[Python-ideas] PEP 505 (None coalescing operators) thoughts
Emile van Sebille
emile at fenx.com
Tue Sep 29 22:50:43 CEST 2015
Thanks -- I think I've got a better handle now on the why of this
discussion.
Emile
On 9/29/2015 1:33 PM, Andrew Barnert via Python-ideas wrote:
> On Sep 29, 2015, at 09:58, Emile van Sebille <emile at fenx.com> wrote:
>>
>>> On 9/29/2015 9:20 AM, Rob Cliffe wrote:
>>> Why not
>>>
>>> def __init__(self, vertices=None, edges=None, weights=None,
>>> source_nodes=None):
>>> self.vertices = vertices if vertices is not None else []
>>> self.edges = edges if edges is not None else []
>>> self.weights = weights if weights is not None else {}
>>> self.source_nodes = source_nodes if source_nodes is not None else []
>>
>> I don't understand why not:
>>
>> self.vertices = vertices or []
>> self.edges = edges or []
>> self.weights = weights or {}
>> self.source_nodes = source_nodes or []
>
> Because empty containers are just as falsey as None.
>
> So, if I pass in a shared list, your "vertices or []" will replace it with a new, unshared list; if I pass a tuple because I need an immutable graph, you'll replace it with a mutable list; if I pass in a blist.sortedlist, you'll replace it with a plain list.

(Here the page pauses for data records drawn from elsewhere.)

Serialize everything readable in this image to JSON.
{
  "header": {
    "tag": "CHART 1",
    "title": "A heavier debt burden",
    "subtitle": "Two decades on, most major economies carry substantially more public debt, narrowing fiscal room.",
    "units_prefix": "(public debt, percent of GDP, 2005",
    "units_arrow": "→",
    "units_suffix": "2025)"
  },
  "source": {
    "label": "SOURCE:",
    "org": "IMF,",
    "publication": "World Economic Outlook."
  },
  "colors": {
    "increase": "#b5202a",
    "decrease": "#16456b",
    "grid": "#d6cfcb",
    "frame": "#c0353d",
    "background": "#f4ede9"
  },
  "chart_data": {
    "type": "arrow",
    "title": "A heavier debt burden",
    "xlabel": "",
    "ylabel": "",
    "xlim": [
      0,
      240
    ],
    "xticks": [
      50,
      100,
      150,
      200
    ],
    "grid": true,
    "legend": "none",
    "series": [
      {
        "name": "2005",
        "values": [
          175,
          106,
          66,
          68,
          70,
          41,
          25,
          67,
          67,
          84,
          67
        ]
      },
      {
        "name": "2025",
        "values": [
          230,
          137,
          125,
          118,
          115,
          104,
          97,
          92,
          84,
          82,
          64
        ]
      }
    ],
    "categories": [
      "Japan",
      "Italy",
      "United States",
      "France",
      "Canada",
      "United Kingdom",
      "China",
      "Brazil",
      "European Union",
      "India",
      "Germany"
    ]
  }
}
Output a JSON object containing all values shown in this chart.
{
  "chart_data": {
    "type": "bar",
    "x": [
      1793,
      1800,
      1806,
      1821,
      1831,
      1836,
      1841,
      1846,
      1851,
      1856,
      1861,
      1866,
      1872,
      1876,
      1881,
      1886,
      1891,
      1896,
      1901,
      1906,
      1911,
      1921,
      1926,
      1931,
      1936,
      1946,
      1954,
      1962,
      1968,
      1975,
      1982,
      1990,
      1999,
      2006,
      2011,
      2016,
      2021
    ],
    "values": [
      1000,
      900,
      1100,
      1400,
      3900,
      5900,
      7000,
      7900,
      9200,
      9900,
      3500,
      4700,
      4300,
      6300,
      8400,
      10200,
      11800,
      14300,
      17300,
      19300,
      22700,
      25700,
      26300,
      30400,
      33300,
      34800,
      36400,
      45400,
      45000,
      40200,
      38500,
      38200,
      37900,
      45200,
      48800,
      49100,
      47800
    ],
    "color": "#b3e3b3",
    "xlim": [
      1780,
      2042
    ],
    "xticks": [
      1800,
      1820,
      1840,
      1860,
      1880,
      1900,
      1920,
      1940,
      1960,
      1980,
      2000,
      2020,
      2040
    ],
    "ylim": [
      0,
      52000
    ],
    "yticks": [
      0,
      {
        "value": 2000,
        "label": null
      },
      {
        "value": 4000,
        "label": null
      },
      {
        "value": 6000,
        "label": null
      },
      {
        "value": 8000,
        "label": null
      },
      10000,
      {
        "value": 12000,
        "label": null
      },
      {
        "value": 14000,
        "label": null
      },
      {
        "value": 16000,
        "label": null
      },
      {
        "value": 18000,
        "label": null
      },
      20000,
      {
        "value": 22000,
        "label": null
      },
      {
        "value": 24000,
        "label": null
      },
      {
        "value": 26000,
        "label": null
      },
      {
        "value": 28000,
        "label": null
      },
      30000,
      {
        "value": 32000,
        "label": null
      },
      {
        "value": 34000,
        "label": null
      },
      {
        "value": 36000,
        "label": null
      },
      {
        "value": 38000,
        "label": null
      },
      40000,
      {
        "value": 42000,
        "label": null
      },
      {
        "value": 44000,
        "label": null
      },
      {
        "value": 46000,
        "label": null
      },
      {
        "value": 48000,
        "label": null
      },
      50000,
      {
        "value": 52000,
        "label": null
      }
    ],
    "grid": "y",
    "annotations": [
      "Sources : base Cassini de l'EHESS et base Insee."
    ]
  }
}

Worse, this will only happen if the argument I pass happens to be empty, which I may not have thought to test for.
>
> This is the same reason you don't use "if spam:" when you meant "if spam is not None:", which is explained in PEP 8.
>
> Also, I believe the PEP for ternary if-else explains why this is an "attractive nuisance" misuse of or, as one of the major arguments for why a ternary expression should be added.